Cystic fibrosis most seriously affects the pulmonary and gastrointestinal systems, and does so in all people who have the disorder, though the disorder involves all body systems to varying extents. Thickened secretions accumulate in the airways in the lungs, creating obstructions that interfere with breathing as well as establish breeding grounds for bacteria and other pathogens. Furthermore, the high chloride content on the surface of the epithelial cells that line the bronchial structures suppresses the body’s natural bacterial-control mechanisms. People who have cystic fibrosis have frequent or chronic upper respiratory infections and pneumonias. About 85 percent of people who have cystic fibrosis also develop pancreatic insufficiency, in which the digestive enzymes the pancreas normally secretes do not adequately support digestion.

Symptoms of Cystic Fibrosis and Diagnostic Path

Infants who have cystic fibrosis may have meconium ileus at birth, an obstruction of the bowel with meconium, a tarry substance that normally passes from the rectum within a few hours of birth. Other signs and symptoms of cystic fibrosis may emerge at any time and include

  • large, foul-smelling, greasy-looking stools
  • frequent bowel blockages
  • thick SPUTUM
  • coughing and wheezing
  • clubbing of the fingers and toes
  • intussusception (a segment of the bowel “telescopes” into another segment), a potentially life-threatening circumstance
  • rectal prolapse
  • nasal polyps

Men who have cystic fibrosis nearly always have congenital bilateral absence of the vas deferens, which results in infertility, though the testes and other structures of the male sex organs function normally.

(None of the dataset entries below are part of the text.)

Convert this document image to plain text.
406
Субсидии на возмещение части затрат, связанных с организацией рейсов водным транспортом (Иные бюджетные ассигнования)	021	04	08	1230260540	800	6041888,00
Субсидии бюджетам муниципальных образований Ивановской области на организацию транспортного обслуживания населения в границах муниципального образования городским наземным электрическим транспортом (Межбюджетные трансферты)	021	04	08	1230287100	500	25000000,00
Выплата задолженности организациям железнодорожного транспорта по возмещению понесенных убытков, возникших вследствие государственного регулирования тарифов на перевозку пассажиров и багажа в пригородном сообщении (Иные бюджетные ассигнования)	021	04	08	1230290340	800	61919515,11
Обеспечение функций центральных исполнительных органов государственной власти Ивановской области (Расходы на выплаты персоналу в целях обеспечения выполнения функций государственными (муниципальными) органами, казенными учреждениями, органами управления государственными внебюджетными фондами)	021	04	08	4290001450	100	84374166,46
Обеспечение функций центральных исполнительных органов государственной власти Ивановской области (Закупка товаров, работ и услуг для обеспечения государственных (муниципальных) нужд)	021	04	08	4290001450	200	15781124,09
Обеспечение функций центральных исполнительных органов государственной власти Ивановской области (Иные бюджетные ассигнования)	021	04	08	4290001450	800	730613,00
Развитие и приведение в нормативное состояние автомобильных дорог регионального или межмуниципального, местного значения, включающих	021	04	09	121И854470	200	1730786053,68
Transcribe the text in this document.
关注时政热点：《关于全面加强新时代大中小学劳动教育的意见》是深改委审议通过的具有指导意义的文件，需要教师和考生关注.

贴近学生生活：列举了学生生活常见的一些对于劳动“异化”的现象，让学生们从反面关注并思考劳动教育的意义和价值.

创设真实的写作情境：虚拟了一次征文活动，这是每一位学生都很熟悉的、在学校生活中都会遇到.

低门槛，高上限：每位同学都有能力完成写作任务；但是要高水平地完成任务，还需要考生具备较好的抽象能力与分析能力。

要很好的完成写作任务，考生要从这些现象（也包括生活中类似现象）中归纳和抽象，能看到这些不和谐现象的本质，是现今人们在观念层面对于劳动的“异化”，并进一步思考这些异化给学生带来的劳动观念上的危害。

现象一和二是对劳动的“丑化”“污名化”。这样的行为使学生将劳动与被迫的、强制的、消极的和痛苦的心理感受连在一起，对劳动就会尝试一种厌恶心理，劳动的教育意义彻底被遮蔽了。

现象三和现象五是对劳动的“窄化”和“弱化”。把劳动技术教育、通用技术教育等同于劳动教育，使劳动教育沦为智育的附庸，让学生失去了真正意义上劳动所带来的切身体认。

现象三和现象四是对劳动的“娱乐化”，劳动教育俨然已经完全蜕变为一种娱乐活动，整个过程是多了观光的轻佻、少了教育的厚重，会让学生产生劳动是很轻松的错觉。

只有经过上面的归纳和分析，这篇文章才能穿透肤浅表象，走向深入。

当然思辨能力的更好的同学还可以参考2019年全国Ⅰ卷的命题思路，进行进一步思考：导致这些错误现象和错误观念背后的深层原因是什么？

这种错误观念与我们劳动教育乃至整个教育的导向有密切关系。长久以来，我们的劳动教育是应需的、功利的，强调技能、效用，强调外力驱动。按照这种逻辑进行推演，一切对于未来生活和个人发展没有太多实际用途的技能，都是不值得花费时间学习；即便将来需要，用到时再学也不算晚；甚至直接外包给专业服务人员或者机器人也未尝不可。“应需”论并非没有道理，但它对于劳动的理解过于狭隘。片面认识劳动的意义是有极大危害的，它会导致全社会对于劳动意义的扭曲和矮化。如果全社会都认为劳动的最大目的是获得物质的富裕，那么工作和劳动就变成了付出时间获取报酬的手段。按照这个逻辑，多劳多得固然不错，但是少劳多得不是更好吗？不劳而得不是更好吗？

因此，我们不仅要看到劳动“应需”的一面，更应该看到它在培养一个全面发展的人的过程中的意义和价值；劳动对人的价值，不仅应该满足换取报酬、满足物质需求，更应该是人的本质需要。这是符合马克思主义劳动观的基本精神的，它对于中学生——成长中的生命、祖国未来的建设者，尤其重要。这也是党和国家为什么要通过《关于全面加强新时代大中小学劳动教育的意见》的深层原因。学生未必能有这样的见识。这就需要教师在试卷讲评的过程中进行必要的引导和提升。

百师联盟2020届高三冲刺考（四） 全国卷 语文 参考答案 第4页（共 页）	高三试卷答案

The diagnostic path begins with a skin salt test that measures the amount of chloride present on the surface of the skin. In cystic fibrosis these levels are five to six times normal; such a finding is generally conclusive of a diagnosis of cystic fibrosis, especially in combination with other characteristic symptoms. A blood or saliva test also can confirm the presence of a cystic fibrosis mutation. Other blood tests help to assess the level of damage organ systems have experienced.

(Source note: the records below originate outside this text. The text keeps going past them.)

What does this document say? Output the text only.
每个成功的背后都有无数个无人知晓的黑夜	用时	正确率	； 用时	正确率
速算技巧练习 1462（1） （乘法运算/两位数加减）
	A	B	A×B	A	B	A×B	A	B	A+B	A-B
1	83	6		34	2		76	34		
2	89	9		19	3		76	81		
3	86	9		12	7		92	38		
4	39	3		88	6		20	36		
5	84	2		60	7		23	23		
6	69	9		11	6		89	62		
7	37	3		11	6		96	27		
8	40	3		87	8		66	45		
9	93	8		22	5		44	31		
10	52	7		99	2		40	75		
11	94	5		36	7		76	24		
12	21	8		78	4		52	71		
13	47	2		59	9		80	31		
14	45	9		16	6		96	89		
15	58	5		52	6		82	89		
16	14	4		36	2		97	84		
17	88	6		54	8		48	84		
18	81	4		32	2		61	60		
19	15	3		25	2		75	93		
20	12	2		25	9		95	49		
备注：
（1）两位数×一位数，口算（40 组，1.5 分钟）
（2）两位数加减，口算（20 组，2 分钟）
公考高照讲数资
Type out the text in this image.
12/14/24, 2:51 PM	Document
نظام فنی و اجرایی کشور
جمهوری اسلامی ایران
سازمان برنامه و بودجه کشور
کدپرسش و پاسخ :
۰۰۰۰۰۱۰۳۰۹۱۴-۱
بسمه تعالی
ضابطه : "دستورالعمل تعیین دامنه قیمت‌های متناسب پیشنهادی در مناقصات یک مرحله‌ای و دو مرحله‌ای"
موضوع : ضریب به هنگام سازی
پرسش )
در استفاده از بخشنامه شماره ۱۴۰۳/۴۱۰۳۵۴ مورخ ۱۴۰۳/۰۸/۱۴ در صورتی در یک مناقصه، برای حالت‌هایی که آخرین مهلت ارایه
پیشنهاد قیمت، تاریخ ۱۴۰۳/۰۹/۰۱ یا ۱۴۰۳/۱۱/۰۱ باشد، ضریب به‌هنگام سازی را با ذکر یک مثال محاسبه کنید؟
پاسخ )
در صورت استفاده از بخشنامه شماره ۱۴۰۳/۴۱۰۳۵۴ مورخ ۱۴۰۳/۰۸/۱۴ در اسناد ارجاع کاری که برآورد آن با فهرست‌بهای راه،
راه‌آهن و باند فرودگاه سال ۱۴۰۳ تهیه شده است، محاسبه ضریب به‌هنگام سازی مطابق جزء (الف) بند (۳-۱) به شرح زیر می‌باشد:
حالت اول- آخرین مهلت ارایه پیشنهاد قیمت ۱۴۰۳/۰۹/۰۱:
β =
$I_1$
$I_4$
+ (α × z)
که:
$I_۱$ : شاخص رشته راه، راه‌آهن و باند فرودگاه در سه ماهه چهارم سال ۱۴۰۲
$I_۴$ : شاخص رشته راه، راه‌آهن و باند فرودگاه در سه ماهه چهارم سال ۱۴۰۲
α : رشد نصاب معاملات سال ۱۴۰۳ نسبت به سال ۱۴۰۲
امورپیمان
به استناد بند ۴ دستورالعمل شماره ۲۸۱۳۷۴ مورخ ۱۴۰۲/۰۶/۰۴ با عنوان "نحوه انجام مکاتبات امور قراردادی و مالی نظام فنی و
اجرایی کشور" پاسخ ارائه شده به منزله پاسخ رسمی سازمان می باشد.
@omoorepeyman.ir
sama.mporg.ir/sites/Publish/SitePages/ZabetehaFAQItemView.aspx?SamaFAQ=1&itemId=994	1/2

Cystic Fibrosis Treatment Options and Outlook

The most serious and common consequence of cystic fibrosis is lung damage. Doctors may prescribe antibiotic medications to curtail infections, mucolytic agents and mechanical methods such as chest percussion and postural drainage to help thin secretions, and bronchodilator medications to open the airways. An aerosol spray medication, dornase alpha, uses enzymes to break up secretions so the person can more easily cough them up. Other treatments may include pancreatic enzyme supplementation and high liquid consumption.

Cystic fibrosis is the leading reason for lung transplantation, which is a treatment that becomes necessary when the lungs can no longer function. Some people who have severe cystic fibrosis undergo simultaneous pancreas and lung transplantation. Such surgery is extensive and organ transplantation requires lifelong immunosuppressive therapy. These treatments are relatively new, so doctors do not know their long-term success. With appropriate medical management some people who have cystic fibrosis can live into at least midlife with relatively few significant complications.

Risk Factors and Preventive Measures

Cystic fibrosis is an autosomal recessive disorder acquired when each parent carries the gene mutation. Preconception genetic screening is the only way to prevent parents from passing cystic fibrosis to their children. Because the projected number of cystic fibrosis carriers is so high (1 in 20 among Caucasians of northern European ancestry), many doctors offer cystic fibrosis screening to adults who are planning families. Though researchers hope gene therapy may offer a cure for cystic fibrosis in the future, such approaches are only in the early stages of experimentation.